A Câmara dos Deputados aprovou o texto-base de um projeto de lei que cria um tributo sobre serviços de streaming audiovisual. A proposta, que ainda será analisada em seus detalhes, institui a Contribuição para o Desenvolvimento da Indústria Cinematográfica Nacional (Condecine) para empresas de vídeo sob demanda, televisão por aplicativos e compartilhamento de conteúdo online.

Plataformas como Netflix, YouTube, Prime Video e Claro + poderão pagar alíquotas progressivas entre 0,1% e 4% sobre a receita bruta anual, excluídos os tributos indiretos e incluídas as receitas com publicidade. Empresas com faturamento anual de até R$ 4,8 milhões, enquadradas no Simples Nacional, estarão isentas da cobrança, que não incidirá sobre remessas de lucros ao exterior.

O projeto abrange vídeo sob demanda, televisão por aplicativos e compartilhamento de conteúdo audiovisual, mas exclui serviços religiosos, ísticos, educacionais, esportivos e sem fins lucrativos, além de jogos eletrônicos e conteúdos de por assinatura já exibidos anteriormente.

O objetivo da nova cobrança seria fortalecer a indústria audiovisual brasileira e equilibrar a concorrência entre empresas nacionais e estrangeiras, segundo o relator do projeto. As empresas poderão deduzir até 60% do valor da contribuição caso invistam em produções nacionais, percentual que pode subir para 75% se mais da metade do catálogo for composto por conteúdo brasileiro.

A oposição criticou a medida, afirmando que o novo tributo pode aumentar o preço das assinaturas para o consumidor final. Um dos argumentos é que as operadoras devem repassar o imposto aos usuários, tornando as assinaturas mais caras.
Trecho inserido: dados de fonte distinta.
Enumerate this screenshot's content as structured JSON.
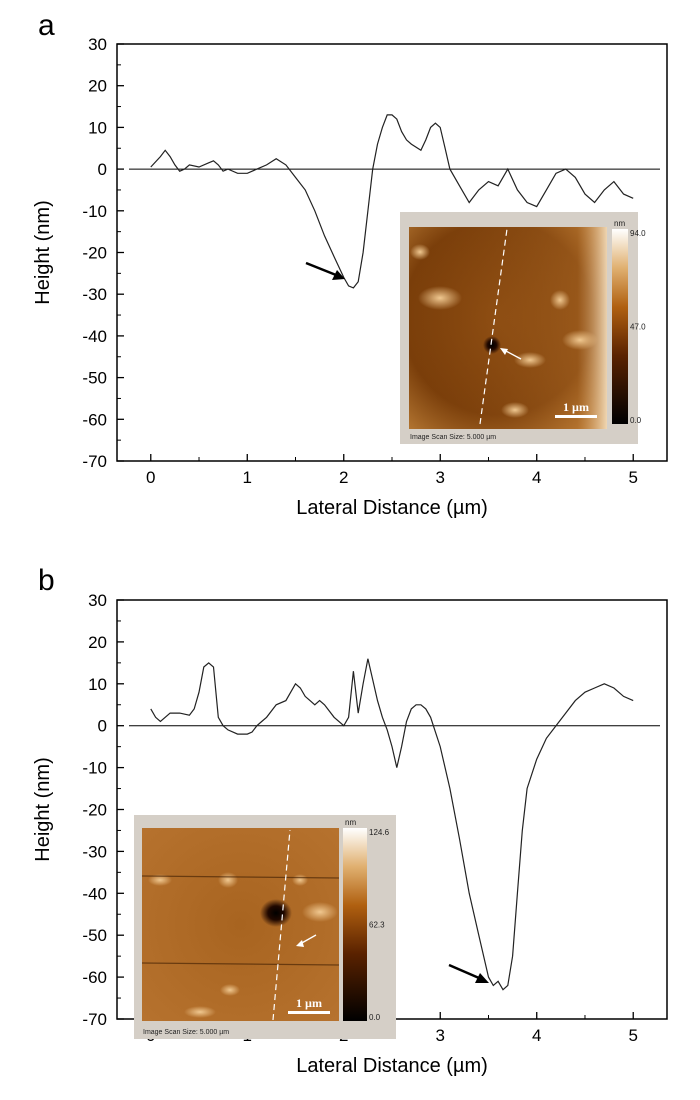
{
  "chart_data": [
    {
      "panel": "a",
      "type": "line",
      "xlabel": "Lateral Distance (µm)",
      "ylabel": "Height (nm)",
      "xlim": [
        -0.35,
        5.35
      ],
      "ylim": [
        -70,
        30
      ],
      "xticks": [
        "0",
        "1",
        "2",
        "3",
        "4",
        "5"
      ],
      "yticks": [
        "30",
        "20",
        "10",
        "0",
        "-10",
        "-20",
        "-30",
        "-40",
        "-50",
        "-60",
        "-70"
      ],
      "baseline": 0,
      "grid": false,
      "series": [
        {
          "x": [
            0.0,
            0.1,
            0.15,
            0.2,
            0.25,
            0.3,
            0.35,
            0.4,
            0.5,
            0.6,
            0.65,
            0.7,
            0.75,
            0.8,
            0.9,
            1.0,
            1.1,
            1.2,
            1.3,
            1.4,
            1.5,
            1.6,
            1.7,
            1.8,
            1.9,
            2.0,
            2.05,
            2.1,
            2.15,
            2.2,
            2.25,
            2.3,
            2.35,
            2.4,
            2.45,
            2.5,
            2.55,
            2.6,
            2.65,
            2.7,
            2.8,
            2.85,
            2.9,
            2.95,
            3.0,
            3.05,
            3.1,
            3.2,
            3.3,
            3.4,
            3.5,
            3.6,
            3.7,
            3.8,
            3.9,
            4.0,
            4.1,
            4.2,
            4.3,
            4.4,
            4.5,
            4.6,
            4.7,
            4.8,
            4.9,
            5.0
          ],
          "y": [
            0.5,
            3,
            4.5,
            3,
            1,
            -0.5,
            0,
            1,
            0.5,
            1.5,
            2,
            1,
            -0.5,
            0,
            -1,
            -1,
            0,
            1,
            2.5,
            1,
            -2,
            -5,
            -10,
            -16,
            -21,
            -26,
            -28,
            -28.5,
            -27,
            -20,
            -10,
            0,
            6,
            10,
            13,
            13,
            12,
            9,
            7,
            6,
            4.5,
            7,
            10,
            11,
            10,
            5,
            0,
            -4,
            -8,
            -5,
            -3,
            -4,
            0,
            -5,
            -8,
            -9,
            -5,
            -1,
            0,
            -2,
            -6,
            -8,
            -5,
            -3,
            -6,
            -7
          ]
        }
      ],
      "annotations": [
        "arrow to minimum near x=2.05"
      ],
      "inset": {
        "type": "heatmap",
        "colorbar_unit": "nm",
        "colorbar_ticks": [
          "94.0",
          "47.0",
          "0.0"
        ],
        "scale_bar": "1 µm",
        "caption": "Image Scan Size: 5.000 µm"
      }
    },
    {
      "panel": "b",
      "type": "line",
      "xlabel": "Lateral Distance (µm)",
      "ylabel": "Height (nm)",
      "xlim": [
        -0.35,
        5.35
      ],
      "ylim": [
        -70,
        30
      ],
      "xticks": [
        "0",
        "1",
        "2",
        "3",
        "4",
        "5"
      ],
      "yticks": [
        "30",
        "20",
        "10",
        "0",
        "-10",
        "-20",
        "-30",
        "-40",
        "-50",
        "-60",
        "-70"
      ],
      "baseline": 0,
      "grid": false,
      "series": [
        {
          "x": [
            0.0,
            0.05,
            0.1,
            0.15,
            0.2,
            0.3,
            0.4,
            0.45,
            0.5,
            0.55,
            0.6,
            0.65,
            0.7,
            0.75,
            0.8,
            0.9,
            1.0,
            1.05,
            1.1,
            1.15,
            1.2,
            1.3,
            1.4,
            1.45,
            1.5,
            1.55,
            1.6,
            1.65,
            1.7,
            1.75,
            1.8,
            1.9,
            2.0,
            2.05,
            2.1,
            2.15,
            2.2,
            2.25,
            2.3,
            2.35,
            2.4,
            2.45,
            2.5,
            2.55,
            2.6,
            2.65,
            2.7,
            2.75,
            2.8,
            2.85,
            2.9,
            3.0,
            3.1,
            3.2,
            3.3,
            3.4,
            3.5,
            3.55,
            3.6,
            3.65,
            3.7,
            3.75,
            3.8,
            3.85,
            3.9,
            4.0,
            4.1,
            4.2,
            4.3,
            4.4,
            4.5,
            4.6,
            4.7,
            4.8,
            4.9,
            5.0
          ],
          "y": [
            4,
            2,
            1,
            2,
            3,
            3,
            2.5,
            4,
            8,
            14,
            15,
            14,
            2,
            0,
            -1,
            -2,
            -2,
            -1.5,
            0,
            1,
            2,
            5,
            6,
            8,
            10,
            9,
            7,
            6,
            5,
            6,
            5,
            2,
            0,
            2,
            13,
            3,
            10,
            16,
            11,
            6,
            2,
            -1,
            -5,
            -10,
            -5,
            1,
            4,
            5,
            5,
            4,
            2,
            -5,
            -15,
            -27,
            -40,
            -50,
            -60,
            -62,
            -61,
            -63,
            -62,
            -55,
            -40,
            -25,
            -15,
            -8,
            -3,
            0,
            3,
            6,
            8,
            9,
            10,
            9,
            7,
            6
          ]
        }
      ],
      "annotations": [
        "arrow to minimum near x=3.55"
      ],
      "inset": {
        "type": "heatmap",
        "colorbar_unit": "nm",
        "colorbar_ticks": [
          "124.6",
          "62.3",
          "0.0"
        ],
        "scale_bar": "1 µm",
        "caption": "Image Scan Size: 5.000 µm"
      }
    }
  ]
}
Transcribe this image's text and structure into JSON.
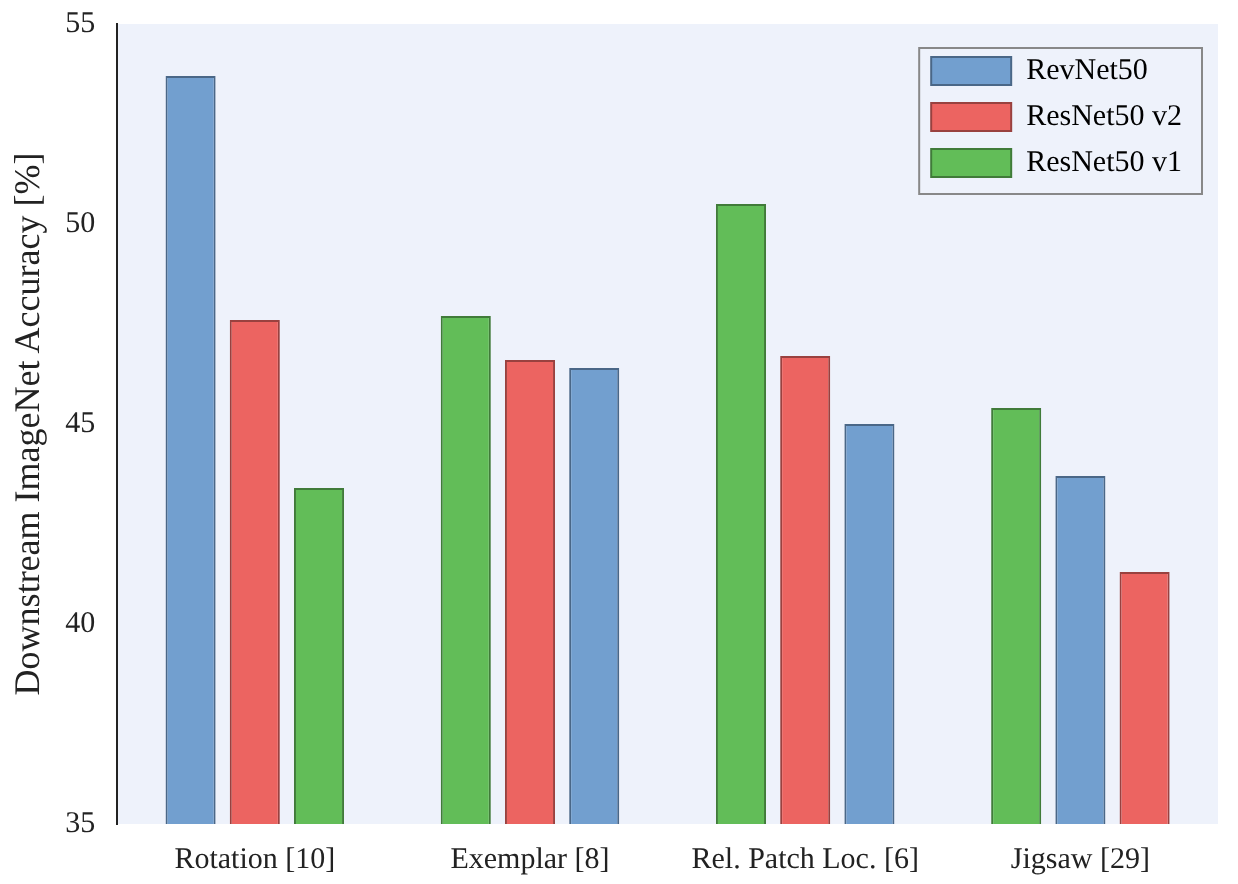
{
  "chart_data": {
    "type": "bar",
    "ylabel": "Downstream ImageNet Accuracy [%]",
    "categories": [
      "Rotation [10]",
      "Exemplar [8]",
      "Rel. Patch Loc. [6]",
      "Jigsaw [29]"
    ],
    "series": [
      {
        "name": "RevNet50",
        "color": "#729fcf",
        "values": [
          53.7,
          46.4,
          45.0,
          43.7
        ]
      },
      {
        "name": "ResNet50 v2",
        "color": "#ec6461",
        "values": [
          47.6,
          46.6,
          46.7,
          41.3
        ]
      },
      {
        "name": "ResNet50 v1",
        "color": "#62bd58",
        "values": [
          43.4,
          47.7,
          50.5,
          45.4
        ]
      }
    ],
    "ylim": [
      35,
      55
    ],
    "yticks": [
      35,
      40,
      45,
      50,
      55
    ],
    "grid": false,
    "legend": "top right"
  }
}
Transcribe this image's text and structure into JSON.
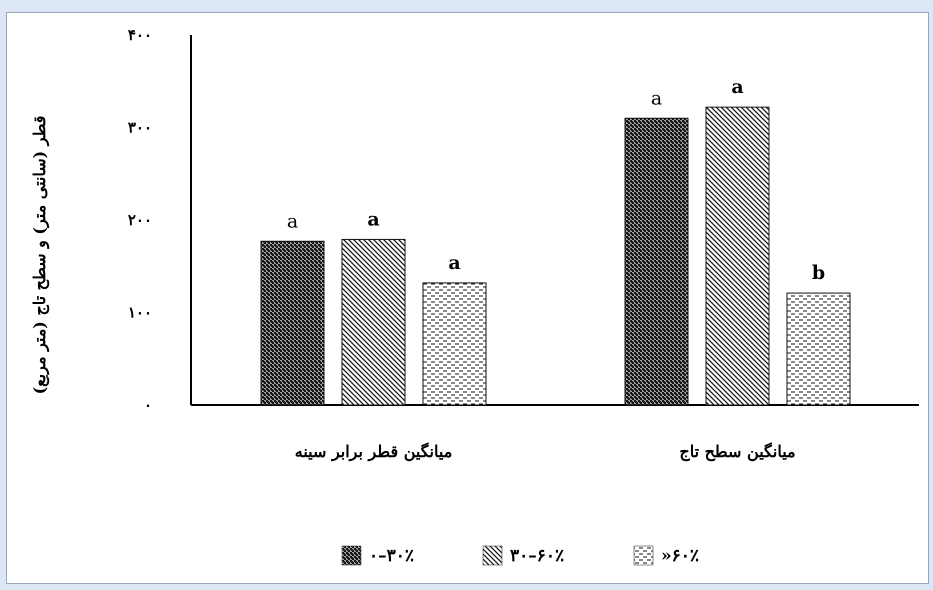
{
  "chart_data": {
    "type": "bar",
    "categories": [
      "میانگین قطر برابر سینه",
      "میانگین سطح تاج"
    ],
    "series": [
      {
        "name": "۰–۳۰٪",
        "values": [
          177,
          310
        ],
        "letters": [
          "a",
          "a"
        ],
        "pattern": "dense-crosshatch"
      },
      {
        "name": "۳۰–۶۰٪",
        "values": [
          179,
          322
        ],
        "letters": [
          "a",
          "a"
        ],
        "pattern": "diagonal-lines"
      },
      {
        "name": "»۶۰٪",
        "values": [
          132,
          121
        ],
        "letters": [
          "a",
          "b"
        ],
        "pattern": "dashed-lines"
      }
    ],
    "ylim": [
      0,
      400
    ],
    "yticks": [
      0,
      100,
      200,
      300,
      400
    ],
    "ytick_labels": [
      "۰",
      "۱۰۰",
      "۲۰۰",
      "۳۰۰",
      "۴۰۰"
    ],
    "ylabel": "قطر (سانتی متر)  و سطح تاج (متر مربع)",
    "xlabel": "",
    "grid": false,
    "legend_position": "bottom"
  },
  "colors": {
    "bar_pattern": "#111111",
    "axis": "#000000",
    "frame_border": "#9aa7bd"
  }
}
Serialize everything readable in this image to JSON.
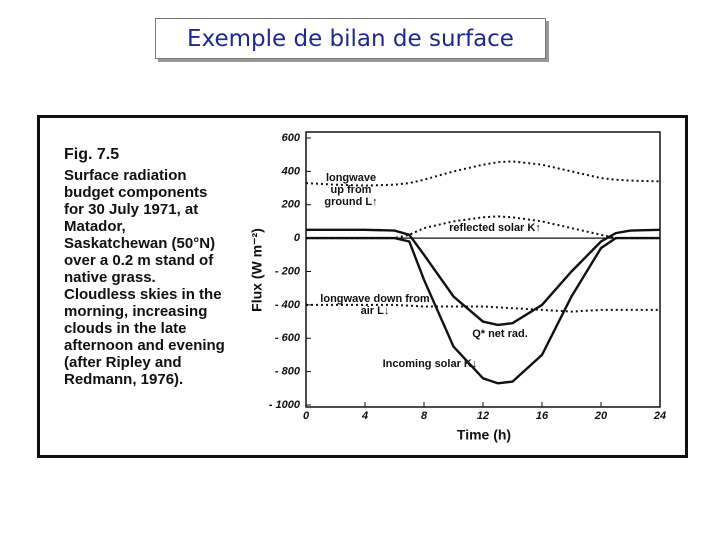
{
  "slide_title": "Exemple de bilan de surface",
  "caption": {
    "figure": "Fig. 7.5",
    "text": "Surface radiation budget components for 30 July 1971, at Matador, Saskatchewan (50°N) over a 0.2 m stand of native grass. Cloudless skies in the morning, increasing clouds in the late afternoon and evening (after Ripley and Redmann, 1976)."
  },
  "chart_data": {
    "type": "line",
    "xlabel": "Time (h)",
    "ylabel": "Flux (W m⁻²)",
    "x": [
      0,
      2,
      4,
      6,
      7,
      8,
      10,
      12,
      13,
      14,
      16,
      18,
      20,
      21,
      22,
      24
    ],
    "xlim": [
      0,
      24
    ],
    "xticks": [
      0,
      4,
      8,
      12,
      16,
      20,
      24
    ],
    "ylim": [
      -1000,
      600
    ],
    "yticks": [
      600,
      400,
      200,
      0,
      {
        "value": -200,
        "label": "- 200"
      },
      {
        "value": -400,
        "label": "- 400"
      },
      {
        "value": -600,
        "label": "- 600"
      },
      {
        "value": -800,
        "label": "- 800"
      },
      {
        "value": -1000,
        "label": "- 1000"
      }
    ],
    "zero_line": true,
    "series": [
      {
        "name": "longwave up from ground L↑",
        "color": "#111111",
        "style": "dotted",
        "values": [
          330,
          320,
          315,
          320,
          330,
          350,
          400,
          440,
          455,
          460,
          440,
          400,
          360,
          350,
          345,
          340
        ]
      },
      {
        "name": "reflected solar K↑",
        "color": "#111111",
        "style": "dotted",
        "values": [
          0,
          0,
          0,
          0,
          20,
          60,
          100,
          125,
          130,
          125,
          100,
          60,
          20,
          0,
          0,
          0
        ]
      },
      {
        "name": "longwave down from air L↓",
        "color": "#111111",
        "style": "dotted",
        "values": [
          -400,
          -400,
          -400,
          -400,
          -405,
          -410,
          -410,
          -410,
          -415,
          -420,
          -430,
          -440,
          -430,
          -430,
          -430,
          -430
        ]
      },
      {
        "name": "Q* net rad.",
        "color": "#111111",
        "style": "solid",
        "values": [
          50,
          50,
          50,
          45,
          20,
          -100,
          -350,
          -500,
          -520,
          -510,
          -400,
          -200,
          -20,
          30,
          45,
          50
        ]
      },
      {
        "name": "Incoming solar K↓",
        "color": "#111111",
        "style": "solid",
        "values": [
          0,
          0,
          0,
          0,
          -20,
          -250,
          -650,
          -840,
          -870,
          -860,
          -700,
          -350,
          -60,
          0,
          0,
          0
        ]
      }
    ]
  }
}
Parlamentares da oposição alegam que o projeto reduz a concorrência e favorece produtoras que antes dominavam o mercado nacional. Para alguns, a medida asfixia o mercado de streaming e onera o consumidor.

O projeto segue agora para a análise dos destaques e, posteriormente, será encaminhado ao Senado Federal para votação final.